House Armed Services Committee leaders last week announced the formation of the Defense Critical Supply Chain Task Force, which will operate for three months and create a concise report pulling together ideas for legislative fixes to shore up the defense supply chain. Reps. Elissa Slotkin, D-Mich., and Mike Gallagher, R-Wisc., who head the task force, outlined their vision for the task force during a Wednesday press call.
“Back in April and May, I really feel like I was in a version of the Star Wars cantina where I was walking around and everybody was coming up and saying, ‘I got a guy who can get you masks and I got a guy who can get you this,’” Slotkin said of the COVID-19 pandemic. “And that’s just not the way we want to ever be left open again.”
The task force functions as a sort of legislative companion to executive branch efforts covering the same topic. President Joe Biden recently signed an executive order requiring reviews of critical supply chains, including for the defense industrial base and information and communications technologies sectors.
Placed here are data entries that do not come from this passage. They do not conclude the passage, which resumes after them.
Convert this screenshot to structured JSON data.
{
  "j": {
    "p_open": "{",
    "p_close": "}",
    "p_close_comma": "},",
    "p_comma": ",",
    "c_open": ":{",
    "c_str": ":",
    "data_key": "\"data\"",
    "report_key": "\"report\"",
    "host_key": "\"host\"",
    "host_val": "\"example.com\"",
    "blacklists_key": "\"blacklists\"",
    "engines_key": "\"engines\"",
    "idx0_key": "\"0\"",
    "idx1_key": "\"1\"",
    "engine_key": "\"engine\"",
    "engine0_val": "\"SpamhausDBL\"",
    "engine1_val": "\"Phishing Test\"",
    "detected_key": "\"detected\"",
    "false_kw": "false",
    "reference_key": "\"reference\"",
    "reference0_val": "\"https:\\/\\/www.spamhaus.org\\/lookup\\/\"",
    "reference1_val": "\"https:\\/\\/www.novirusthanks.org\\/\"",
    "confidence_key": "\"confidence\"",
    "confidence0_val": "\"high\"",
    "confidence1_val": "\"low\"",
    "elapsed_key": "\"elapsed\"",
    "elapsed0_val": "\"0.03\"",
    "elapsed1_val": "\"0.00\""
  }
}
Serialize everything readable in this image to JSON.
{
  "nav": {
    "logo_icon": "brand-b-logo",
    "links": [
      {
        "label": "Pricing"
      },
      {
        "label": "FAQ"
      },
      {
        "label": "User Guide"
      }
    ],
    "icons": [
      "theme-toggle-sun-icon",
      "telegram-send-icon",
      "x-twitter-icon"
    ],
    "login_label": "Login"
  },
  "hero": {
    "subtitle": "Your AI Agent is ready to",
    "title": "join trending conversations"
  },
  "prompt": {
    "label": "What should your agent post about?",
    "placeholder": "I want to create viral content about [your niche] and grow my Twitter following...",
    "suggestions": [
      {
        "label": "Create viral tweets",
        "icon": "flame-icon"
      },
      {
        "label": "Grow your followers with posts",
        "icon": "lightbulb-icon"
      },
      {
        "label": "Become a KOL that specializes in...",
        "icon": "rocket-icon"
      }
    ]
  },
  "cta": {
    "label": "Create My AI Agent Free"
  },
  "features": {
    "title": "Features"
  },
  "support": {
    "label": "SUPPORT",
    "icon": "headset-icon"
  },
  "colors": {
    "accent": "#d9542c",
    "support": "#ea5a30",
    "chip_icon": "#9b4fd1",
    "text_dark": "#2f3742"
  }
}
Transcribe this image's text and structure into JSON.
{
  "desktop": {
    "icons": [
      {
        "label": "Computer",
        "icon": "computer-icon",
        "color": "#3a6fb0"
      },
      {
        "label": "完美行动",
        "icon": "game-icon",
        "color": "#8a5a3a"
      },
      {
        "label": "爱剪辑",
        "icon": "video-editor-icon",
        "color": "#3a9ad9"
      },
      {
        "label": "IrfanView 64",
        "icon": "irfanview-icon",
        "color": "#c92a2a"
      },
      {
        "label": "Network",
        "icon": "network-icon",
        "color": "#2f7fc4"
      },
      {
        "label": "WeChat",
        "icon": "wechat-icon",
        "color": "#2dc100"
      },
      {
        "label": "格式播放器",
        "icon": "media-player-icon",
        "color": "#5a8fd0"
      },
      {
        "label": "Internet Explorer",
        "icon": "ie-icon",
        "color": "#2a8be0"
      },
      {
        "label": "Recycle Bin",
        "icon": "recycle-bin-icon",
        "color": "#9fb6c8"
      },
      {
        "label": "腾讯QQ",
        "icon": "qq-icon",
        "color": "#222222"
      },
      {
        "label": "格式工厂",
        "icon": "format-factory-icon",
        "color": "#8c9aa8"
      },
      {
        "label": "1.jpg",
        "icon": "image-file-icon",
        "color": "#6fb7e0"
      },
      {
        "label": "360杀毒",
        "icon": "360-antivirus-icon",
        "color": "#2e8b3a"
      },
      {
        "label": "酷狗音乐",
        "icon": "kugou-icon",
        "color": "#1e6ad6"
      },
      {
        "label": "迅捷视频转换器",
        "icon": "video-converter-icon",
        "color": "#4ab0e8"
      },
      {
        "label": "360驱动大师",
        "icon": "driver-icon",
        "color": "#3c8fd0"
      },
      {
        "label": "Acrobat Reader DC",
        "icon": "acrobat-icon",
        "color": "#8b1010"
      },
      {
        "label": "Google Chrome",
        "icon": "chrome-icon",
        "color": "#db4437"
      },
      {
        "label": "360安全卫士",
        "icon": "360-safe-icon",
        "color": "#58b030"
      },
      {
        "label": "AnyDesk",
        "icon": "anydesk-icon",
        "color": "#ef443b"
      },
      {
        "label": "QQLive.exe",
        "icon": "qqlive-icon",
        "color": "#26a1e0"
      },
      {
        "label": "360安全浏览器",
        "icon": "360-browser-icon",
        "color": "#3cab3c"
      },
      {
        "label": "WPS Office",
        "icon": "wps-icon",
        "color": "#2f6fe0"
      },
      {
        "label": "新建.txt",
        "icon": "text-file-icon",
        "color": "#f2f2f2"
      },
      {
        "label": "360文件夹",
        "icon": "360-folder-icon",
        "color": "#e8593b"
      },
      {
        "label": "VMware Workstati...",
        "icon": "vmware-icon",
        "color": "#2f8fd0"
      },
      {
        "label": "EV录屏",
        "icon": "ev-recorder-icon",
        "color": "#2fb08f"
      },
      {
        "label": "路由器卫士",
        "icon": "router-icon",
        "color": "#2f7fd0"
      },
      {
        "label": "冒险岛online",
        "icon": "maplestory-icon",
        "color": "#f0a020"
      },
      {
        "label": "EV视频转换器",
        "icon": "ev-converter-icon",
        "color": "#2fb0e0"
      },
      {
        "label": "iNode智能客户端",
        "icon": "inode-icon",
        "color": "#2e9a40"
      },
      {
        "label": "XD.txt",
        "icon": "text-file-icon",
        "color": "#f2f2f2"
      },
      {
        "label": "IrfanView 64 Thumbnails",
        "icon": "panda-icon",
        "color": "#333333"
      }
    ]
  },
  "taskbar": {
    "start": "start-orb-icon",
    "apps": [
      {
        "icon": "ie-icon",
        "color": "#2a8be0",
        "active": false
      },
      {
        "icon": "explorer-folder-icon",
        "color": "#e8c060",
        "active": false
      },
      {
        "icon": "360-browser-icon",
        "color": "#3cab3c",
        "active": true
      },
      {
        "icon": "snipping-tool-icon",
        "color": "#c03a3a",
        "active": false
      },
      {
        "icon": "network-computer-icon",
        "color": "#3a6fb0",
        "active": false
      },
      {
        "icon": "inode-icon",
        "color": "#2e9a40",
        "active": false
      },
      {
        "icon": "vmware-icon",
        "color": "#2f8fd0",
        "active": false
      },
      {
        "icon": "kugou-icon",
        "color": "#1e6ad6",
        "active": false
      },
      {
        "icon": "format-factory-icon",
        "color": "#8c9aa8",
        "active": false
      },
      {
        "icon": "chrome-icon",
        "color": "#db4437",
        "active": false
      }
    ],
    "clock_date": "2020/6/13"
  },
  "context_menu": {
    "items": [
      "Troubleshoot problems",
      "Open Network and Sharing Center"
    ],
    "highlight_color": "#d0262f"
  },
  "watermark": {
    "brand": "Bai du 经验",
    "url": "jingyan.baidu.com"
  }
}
“Making sure that we are working as much as possible with the administration as they look at these executive orders that have now been tasked at what they can do from the executive branch, we want to be moving out on what we can do on the legislative side,” Slotkin said.
The first step the task force will take is to work with DOD to identify what supplies are actually critical, Slotkin said. She anticipates this critical supply list will range from equipment like masks and gloves to higher-end technologies like semiconductors and certain batteries—anything DOD requires to execute its varied missions.
Gallagher said the current supply chain situation is “even less tenable” when it comes to critical technologies, highlighting China’s dominance in drone production and electronics manufacturing. He raised concerns about an “extreme geographic concentration” in and around China when it comes to integrated circuit production.
“…In a crisis, the [Chinese Communist Party] could effectively shut off our ability to procure the building blocks of the advanced technologies that drive our national defense in our civilian economy,” Gallagher said.
While alleviating chokepoints in critical supply chains is a main focus of the task force, Gallagher also said China’s dominance over certain supply chains gave it a powerful coercive tool.
“So we dealt with this in the 5G debate and Huawei and ZTE,” Gallagher said. “It wasn’t just a matter of Huawei and ZTE technology allowing the CCP to spy on people around the world, it was them being able to use that dominant market position in 5G in order to either shut down networks or coerce other countries into doing their bidding.”
The task force will pull from existing ideas around solving the supply chain problem that could be turned into legislation for the next NDAA. Gallagher mentioned the Cyberspace Solarium Commission, which he co-chaired, as a source from which the task force may pull. When asked about another high-profile commission—the National Security Commission on Artificial Intelligence—Slotkin and Gallagher said they looked forward to stealing their best ideas and recommendations where appropriate for the task force.
The HASC cyber and information systems subcommittee will meet jointly with the House Oversight and Reform Committee Friday to hear testimony from NSCAI co-chairs Eric Schmidt, former Google chief executive, and Robert Work, former deputy defense secretary, and other commissioners on the group’s final report.